Novel and Microsoft

Technomage technomage-hawke at cox.net
Fri Nov 3 11:45:55 MST 2006


On Friday 03 November 2006 08:05, George Toft wrote:
> My $0.015 (not quite 2 cents) worth . . .
>
> Like the article points out, virtualization is a huge trend in the IT
> industry.  Full virtualization (VMWare, MS Virtual Server) are slow
> compared to paravirtualization (Xen).  Companies are looking to
> consolidate and virtualize servers, so if Microsoft partners with a
> Linux company that already has a paravirt product, then they sell more
> OS licenses.

oh yeah. I've been using paravirt here at home for over a year (I am one of 
the beta testers for xensource here).

>
> Red Hat states that with paravirtualization under Xen 3.0.3, near native
> speeds are achievable.  Anyone who has used VMWare knows it is nowhere
> near native-speed.  In my own Xen experiments, it is very responsive and
> snappy.  [Side note - I went to Fry's to price out a mobo/CPU/RAM combo
> that would support Xen - just $800!!!]

I am looking at a motherboard from tyan (the tomcat series) that would using 
my old HT pentium 4 (and it is looking at running me about $235 just for the 
board). getting server-grade equipment isn't cheap, but any can do better 
than fry's (sorry for the dig here, but fry's isn't all that great when it 
comes to computer hardware).

>
> There are two Linux vendors that support Xen - SuSE (AKA Novell) and Red
> Hat (well, not yet, but they will next year when RHEL5 comes out).  The
> MS/Novell team will perfect running Windows under Xen and take the
> market by storm.  95% of Fortune 500 companies use Novell products (saw
> that somewhere).  100% use Microsoft.  These two companies are already
> deep inside corporate America.  Red Hat isn't.

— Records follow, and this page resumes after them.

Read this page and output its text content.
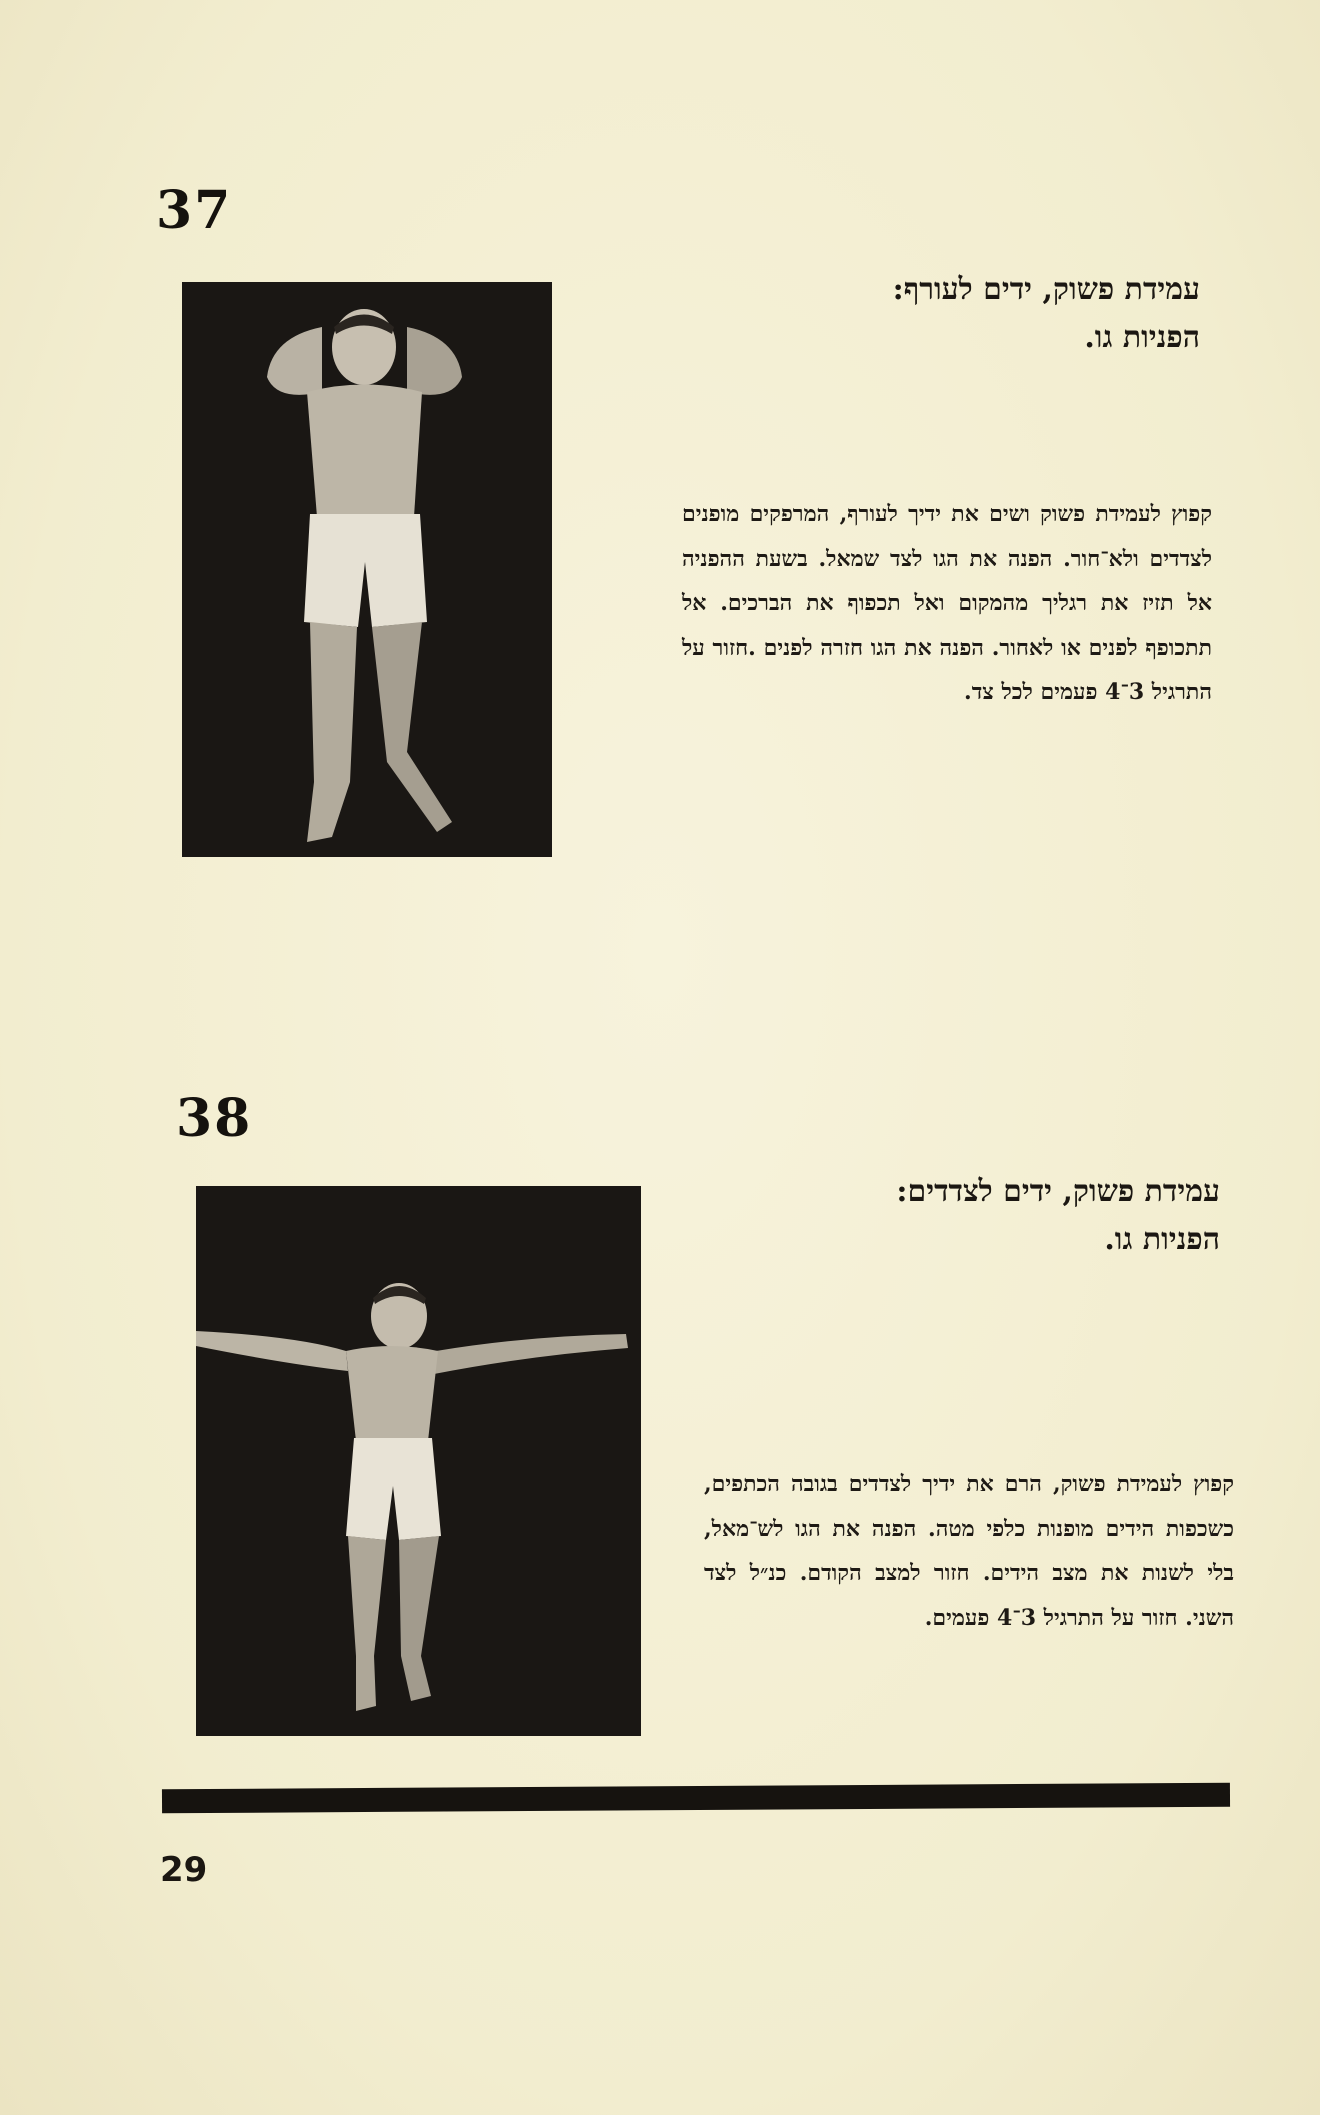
37
עמידת פשוק, ידים לעורף:
הפניות גו.
קפוץ לעמידת פשוק ושים את ידיך לעורף, המרפקים מופנים לצדדים ולא־חור. הפנה את הגו לצד שמאל. בשעת ההפניה אל תזיז את רגליך מהמקום ואל תכפוף את הברכים. אל תתכופף לפנים או לאחור. הפנה את הגו חזרה לפנים .חזור על התרגיל 3־4 פעמים לכל צד.
38
עמידת פשוק, ידים לצדדים:
הפניות גו.
קפוץ לעמידת פשוק, הרם את ידיך לצדדים בגובה הכתפים, כשכפות הידים מופנות כלפי מטה. הפנה את הגו לש־מאל, בלי לשנות את מצב הידים. חזור למצב הקודם. כנ״ל לצד השני. חזור על התרגיל 3־4 פעמים.
29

Xensource has their own OS (based on a linux kernel) and they have a 
commercial product that will support any guest os (windows included).

also, to amend you statement there, even OpenBSD is comming online to support 
xen  (there was a recent report that a successful port of the xen kernel was 
made to openBSD, although not many of the xen tools have been ported as yet).


>
> The next few years are going to be really interesting.